Après avoir décliné l’invitation, tu poses la question: «A quand un Aïd Al-Adha laïque? ». Est-ce de l’humour ou de l’ironie ? Je ne sais. Mais j’ai envie de te répondre sérieusement et te dire que la question pourrait présenter quelque pertinence si la fête de l’ASML avait lieu en pays musulman. Car elle renverrait immédiatement à la question de savoir s’il est possible d’associer laïcité et Islam, même symboliquement, via une fête.
J’ai donc envie de te rappeler que notre fête a lieu en Suisse, pays non musulman, mais laïque, ce qui nous permet de fêter ce que bon nous semble. En associant des gens de toutes confessions à notre fête annuelle, en se montrant tels que nous sommes, loin des clichés réducteurs et des fantasmes, j’ai la faiblesse de croire que nous contribuons à corriger l’image désastreuse d’une religion associée, réellement ou faussement, à la plupart des conflits qui ensanglantent la planète.
L’ASML ne prétend pas défendre l’Islam (de nombreux religieux musulmans sont plus éclairés pour le faire), mais simplement contribuer à mieux faire connaître les musulmans d’ici, dans leur quotidienneté, qui sont dans leur écrasante majorité attachés à la laïcité et aux valeurs de la Suisse. A l’ASML, nous considérons que c’est le meilleur moyen pour combattre les discriminations dont ils sont bien souvent victimes. En montrant, et non en cherchant à démontrer que la communauté musulmane vit son intégration de manière paisible et décrispée.
Certes, tu n’as jamais souffert toi-même de discriminations, me diras-tu, mais n’est-ce pas aussi mon cas et celui de la plupart des gens que nous connaissons ? La question n’a rien de personnel, mais n’est-il pas temps d’expliquer que des gens comme toi et comme moi ne sont pas une exception ? Tu connais la perfide expression: « Ah, mais vous, vous n’êtes pas comme les autres! » ou, « je connais des musulmans qui sont bien ».
Il ne faut pas aussi se voiler la face, et admettre que la question de la laïcité n’est débattue librement que dans des pays démocratiques où elle est conçue non comme la négation mais comme la garantie de la liberté religieuse.
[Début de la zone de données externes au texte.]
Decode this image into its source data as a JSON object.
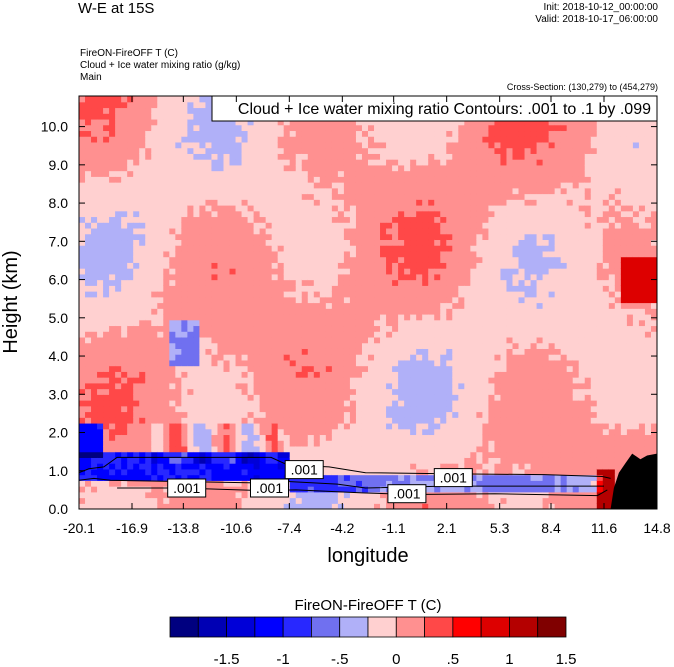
{
  "header": {
    "title": "W-E at 15S",
    "init": "Init: 2018-10-12_00:00:00",
    "valid": "Valid: 2018-10-17_06:00:00",
    "field_line_1": "FireON-FireOFF T   (C)",
    "field_line_2": "Cloud + Ice water mixing ratio   (g/kg)",
    "field_line_3": "Main",
    "cross_section": "Cross-Section: (130,279) to (454,279)"
  },
  "colors": {
    "scale": [
      "#000080",
      "#0000b4",
      "#0000d8",
      "#0000ff",
      "#2828ff",
      "#7070f0",
      "#b0b0f8",
      "#ffd0d0",
      "#ff9090",
      "#ff4848",
      "#ff0000",
      "#dd0000",
      "#b40000",
      "#800000"
    ],
    "background_neg": "#b8bff5",
    "background_pos": "#ffd3d3",
    "terrain": "#000000"
  },
  "chart_data": {
    "type": "heatmap",
    "title": "FireON-FireOFF T  (C)",
    "xlabel": "longitude",
    "ylabel": "Height (km)",
    "xlim": [
      -20.1,
      14.8
    ],
    "ylim": [
      0.0,
      10.8
    ],
    "x_ticks": [
      "-20.1",
      "-16.9",
      "-13.8",
      "-10.6",
      "-7.4",
      "-4.2",
      "-1.1",
      "2.1",
      "5.3",
      "8.4",
      "11.6",
      "14.8"
    ],
    "x_tick_values": [
      -20.1,
      -16.9,
      -13.8,
      -10.6,
      -7.4,
      -4.2,
      -1.1,
      2.1,
      5.3,
      8.4,
      11.6,
      14.8
    ],
    "y_ticks": [
      "0.0",
      "1.0",
      "2.0",
      "3.0",
      "4.0",
      "5.0",
      "6.0",
      "7.0",
      "8.0",
      "9.0",
      "10.0"
    ],
    "y_tick_values": [
      0,
      1,
      2,
      3,
      4,
      5,
      6,
      7,
      8,
      9,
      10
    ],
    "contour_info": "Cloud + Ice water mixing ratio Contours: .001 to .1 by .099",
    "contour_labels": [
      {
        "text": ".001",
        "x": -13.6,
        "y": 0.55
      },
      {
        "text": ".001",
        "x": -8.6,
        "y": 0.55
      },
      {
        "text": ".001",
        "x": -6.5,
        "y": 1.03
      },
      {
        "text": ".001",
        "x": -0.3,
        "y": 0.4
      },
      {
        "text": ".001",
        "x": 2.5,
        "y": 0.82
      }
    ],
    "colorbar": {
      "title": "FireON-FireOFF T  (C)",
      "levels": [
        -1.75,
        -1.5,
        -1.25,
        -1.0,
        -0.75,
        -0.5,
        -0.25,
        0.0,
        0.25,
        0.5,
        0.75,
        1.0,
        1.25,
        1.5,
        1.75
      ],
      "labels": [
        "-1.5",
        "-1",
        "-.5",
        "0",
        ".5",
        "1",
        "1.5"
      ],
      "label_values": [
        -1.5,
        -1.0,
        -0.5,
        0.0,
        0.5,
        1.0,
        1.5
      ]
    },
    "features": {
      "pbl_top_km": 1.0,
      "cloud_band_west_km": [
        0.8,
        1.4
      ],
      "cloud_band_east_km": [
        0.6,
        0.85
      ],
      "terrain_start_lon": 12.0,
      "terrain_max_km": 1.45
    }
  }
}
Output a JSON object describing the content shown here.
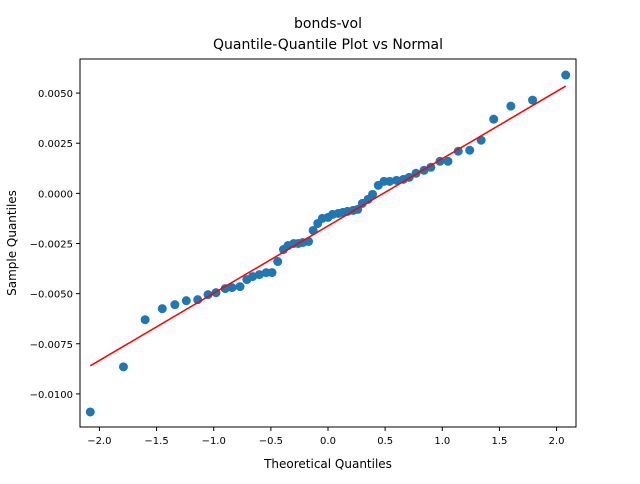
{
  "chart_data": {
    "type": "scatter",
    "title": "bonds-vol",
    "subtitle": "Quantile-Quantile Plot vs Normal",
    "xlabel": "Theoretical Quantiles",
    "ylabel": "Sample Quantiles",
    "xlim": [
      -2.17,
      2.17
    ],
    "ylim": [
      -0.01165,
      0.0067
    ],
    "xticks": [
      -2.0,
      -1.5,
      -1.0,
      -0.5,
      0.0,
      0.5,
      1.0,
      1.5,
      2.0
    ],
    "xtick_labels": [
      "−2.0",
      "−1.5",
      "−1.0",
      "−0.5",
      "0.0",
      "0.5",
      "1.0",
      "1.5",
      "2.0"
    ],
    "yticks": [
      0.005,
      0.0025,
      0.0,
      -0.0025,
      -0.005,
      -0.0075,
      -0.01
    ],
    "ytick_labels": [
      "0.0050",
      "0.0025",
      "0.0000",
      "−0.0025",
      "−0.0050",
      "−0.0075",
      "−0.0100"
    ],
    "grid": false,
    "point_color": "#1f77b4",
    "line_color": "#ff0000",
    "points": [
      [
        -2.08,
        -0.0109
      ],
      [
        -1.79,
        -0.00865
      ],
      [
        -1.6,
        -0.0063
      ],
      [
        -1.45,
        -0.00575
      ],
      [
        -1.34,
        -0.00555
      ],
      [
        -1.24,
        -0.00535
      ],
      [
        -1.14,
        -0.0053
      ],
      [
        -1.05,
        -0.00505
      ],
      [
        -0.98,
        -0.00495
      ],
      [
        -0.9,
        -0.00475
      ],
      [
        -0.84,
        -0.0047
      ],
      [
        -0.77,
        -0.00465
      ],
      [
        -0.71,
        -0.0043
      ],
      [
        -0.66,
        -0.00415
      ],
      [
        -0.6,
        -0.00405
      ],
      [
        -0.54,
        -0.00395
      ],
      [
        -0.49,
        -0.00395
      ],
      [
        -0.44,
        -0.0034
      ],
      [
        -0.39,
        -0.0028
      ],
      [
        -0.35,
        -0.0026
      ],
      [
        -0.3,
        -0.0025
      ],
      [
        -0.26,
        -0.0025
      ],
      [
        -0.22,
        -0.00245
      ],
      [
        -0.17,
        -0.0024
      ],
      [
        -0.13,
        -0.00185
      ],
      [
        -0.09,
        -0.0015
      ],
      [
        -0.05,
        -0.00125
      ],
      [
        0.0,
        -0.0012
      ],
      [
        0.04,
        -0.00105
      ],
      [
        0.09,
        -0.001
      ],
      [
        0.13,
        -0.00095
      ],
      [
        0.17,
        -0.0009
      ],
      [
        0.22,
        -0.00085
      ],
      [
        0.26,
        -0.0008
      ],
      [
        0.3,
        -0.0005
      ],
      [
        0.35,
        -0.0003
      ],
      [
        0.39,
        -5e-05
      ],
      [
        0.44,
        0.0004
      ],
      [
        0.49,
        0.0006
      ],
      [
        0.54,
        0.0006
      ],
      [
        0.6,
        0.00065
      ],
      [
        0.66,
        0.0007
      ],
      [
        0.71,
        0.0008
      ],
      [
        0.77,
        0.001
      ],
      [
        0.84,
        0.00115
      ],
      [
        0.9,
        0.0013
      ],
      [
        0.98,
        0.0016
      ],
      [
        1.05,
        0.0016
      ],
      [
        1.14,
        0.0021
      ],
      [
        1.24,
        0.00215
      ],
      [
        1.34,
        0.00265
      ],
      [
        1.45,
        0.0037
      ],
      [
        1.6,
        0.00435
      ],
      [
        1.79,
        0.00465
      ],
      [
        2.08,
        0.0059
      ]
    ],
    "reference_line": [
      [
        -2.08,
        -0.0086
      ],
      [
        2.08,
        0.00535
      ]
    ]
  }
}
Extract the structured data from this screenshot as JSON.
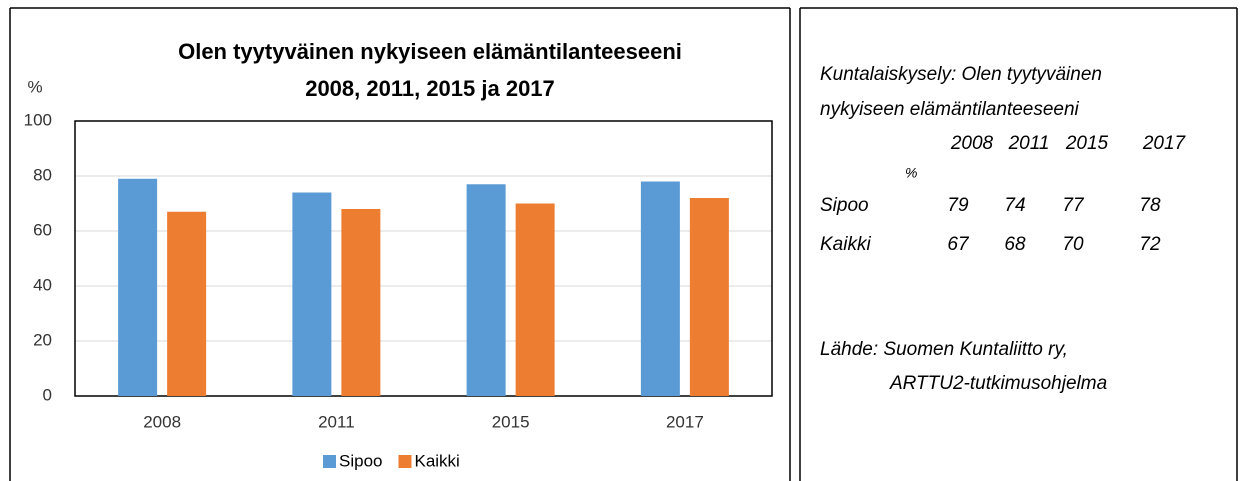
{
  "chart_data": {
    "type": "bar",
    "title": [
      "Olen tyytyväinen nykyiseen elämäntilanteeseeni",
      "2008, 2011, 2015 ja 2017"
    ],
    "ylabel": "%",
    "categories": [
      "2008",
      "2011",
      "2015",
      "2017"
    ],
    "series": [
      {
        "name": "Sipoo",
        "color": "#5b9bd5",
        "values": [
          79,
          74,
          77,
          78
        ]
      },
      {
        "name": "Kaikki",
        "color": "#ed7d31",
        "values": [
          67,
          68,
          70,
          72
        ]
      }
    ],
    "ylim": [
      0,
      100
    ],
    "yticks": [
      0,
      20,
      40,
      60,
      80,
      100
    ],
    "grid": true,
    "legend": "bottom"
  },
  "side": {
    "heading": [
      "Kuntalaiskysely: Olen tyytyväinen",
      "nykyiseen elämäntilanteeseeni"
    ],
    "unit": "%",
    "source": [
      "Lähde: Suomen Kuntaliitto ry,",
      "ARTTU2-tutkimusohjelma"
    ]
  }
}
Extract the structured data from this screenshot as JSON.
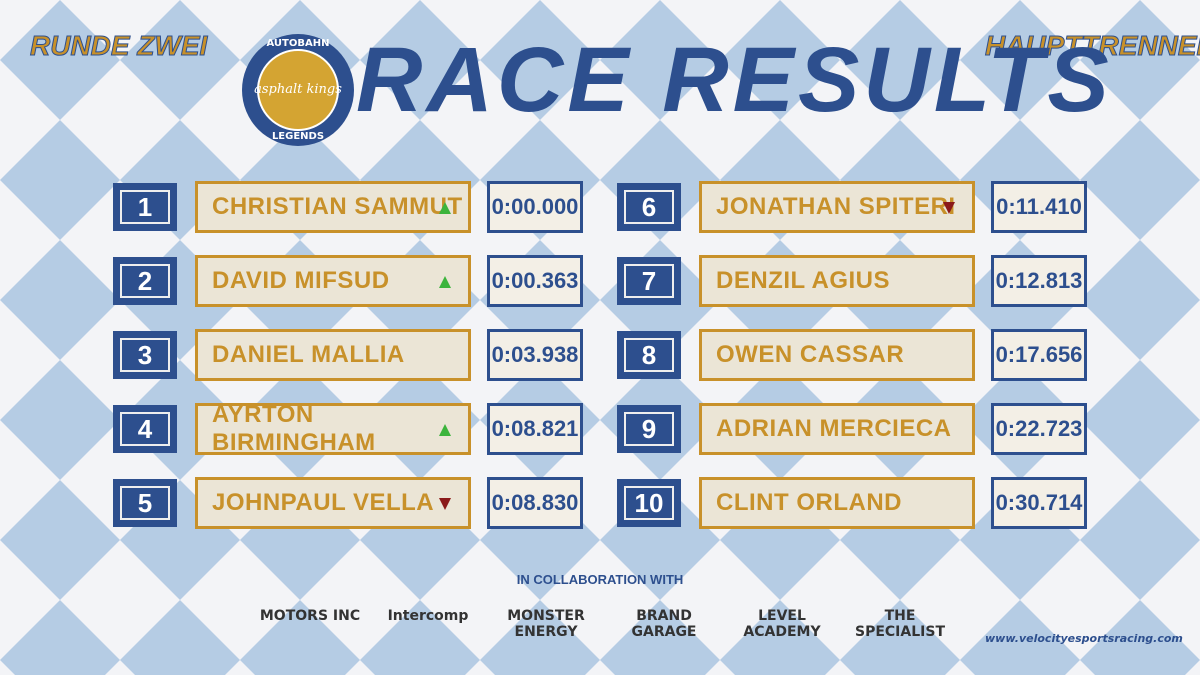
{
  "header": {
    "round": "RUNDE ZWEI",
    "session": "HAUPTTRENNEN",
    "title": "RACE RESULTS",
    "logo": {
      "top": "AUTOBAHN",
      "middle": "asphalt kings",
      "bottom": "LEGENDS"
    }
  },
  "results": [
    {
      "position": "1",
      "driver": "CHRISTIAN SAMMUT",
      "time": "0:00.000",
      "trend": "up"
    },
    {
      "position": "2",
      "driver": "DAVID MIFSUD",
      "time": "0:00.363",
      "trend": "up"
    },
    {
      "position": "3",
      "driver": "DANIEL MALLIA",
      "time": "0:03.938",
      "trend": "none"
    },
    {
      "position": "4",
      "driver": "AYRTON BIRMINGHAM",
      "time": "0:08.821",
      "trend": "up"
    },
    {
      "position": "5",
      "driver": "JOHNPAUL VELLA",
      "time": "0:08.830",
      "trend": "down"
    },
    {
      "position": "6",
      "driver": "JONATHAN SPITERI",
      "time": "0:11.410",
      "trend": "down"
    },
    {
      "position": "7",
      "driver": "DENZIL AGIUS",
      "time": "0:12.813",
      "trend": "none"
    },
    {
      "position": "8",
      "driver": "OWEN CASSAR",
      "time": "0:17.656",
      "trend": "none"
    },
    {
      "position": "9",
      "driver": "ADRIAN MERCIECA",
      "time": "0:22.723",
      "trend": "none"
    },
    {
      "position": "10",
      "driver": "CLINT ORLAND",
      "time": "0:30.714",
      "trend": "none"
    }
  ],
  "footer": {
    "collaboration": "IN COLLABORATION WITH",
    "sponsors": [
      "MOTORS INC",
      "Intercomp",
      "MONSTER ENERGY",
      "BRAND GARAGE",
      "LEVEL ACADEMY",
      "THE SPECIALIST"
    ],
    "website": "www.velocityesportsracing.com"
  }
}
Au procès que certains (guère nombreux en Suisse, fort heureusement) nous font d’être laïques, donc hostiles à l’Islam, je répondrais que ce qui rassemble les membres de notre Association n’est ni leur degré de croyance ou d’incroyance, qui relèvent de leur sphère intime, mais bien l’idée qu’ils se font du rapport entre la foi en général et les institutions qui nous gouvernent.
C’est pour cette raison que L’ASML, s’est définie dès sa création comme «l’association suisse de musulmans pour la laïcité » et non de musulmans laïques.
Il est, à cet égard, significatif que c’est au nom de la laïcité que l’ASML a combattu les dérives antimusulmanes telle l’initiative contre les minarets. C’est au nom de cette même laïcité, consacrée par la loi constitutionnelle du 29 juin 1907, qu’elle a réussi à faire signer par l’ensemble de la classe politique genevoise la « Charte de bonne conduite politique » (le 9 octobre 2007). Et ce, en présence du Conseiller fédéral Pascal Couchepin, venu spécialement appuyer la démarche.
La fête annuelle de l’ASML est le point d’orgue de nos multiples actions. Nous l’avons symboliquement placée juste avant les fêtes de Noël et de la saint sylvestre, qui rythment le calendrier universel, mais qui restent par essence chrétiennes. Elle vient ainsi rappeler que si les musulmans ne fêtent pas Noël en tant que tel, ils partagent néanmoins, avec leurs concitoyens non musulmans et le sens de la fête et celui des valeurs d’ouverture et de tolérance. Valeurs qui ne sont le propre d’aucune civilisation en particulier, mais le socle d’une humanité solidaire, telle que l’ont voulu les rédacteurs de la Déclaration universelle des droits de l’Homme dont nous avons fêté cette année le cinquantième anniversaire.
Bien à toi.
Ali Benouari.
Président de l’Association suisse des musulmans pour la laïcité (ASML).
(Publié sur blog.tdg.ch le 06 décembre 2008)
(Source image : www.commons.wikimedia.org/wiki/File:Secularmap.PNG)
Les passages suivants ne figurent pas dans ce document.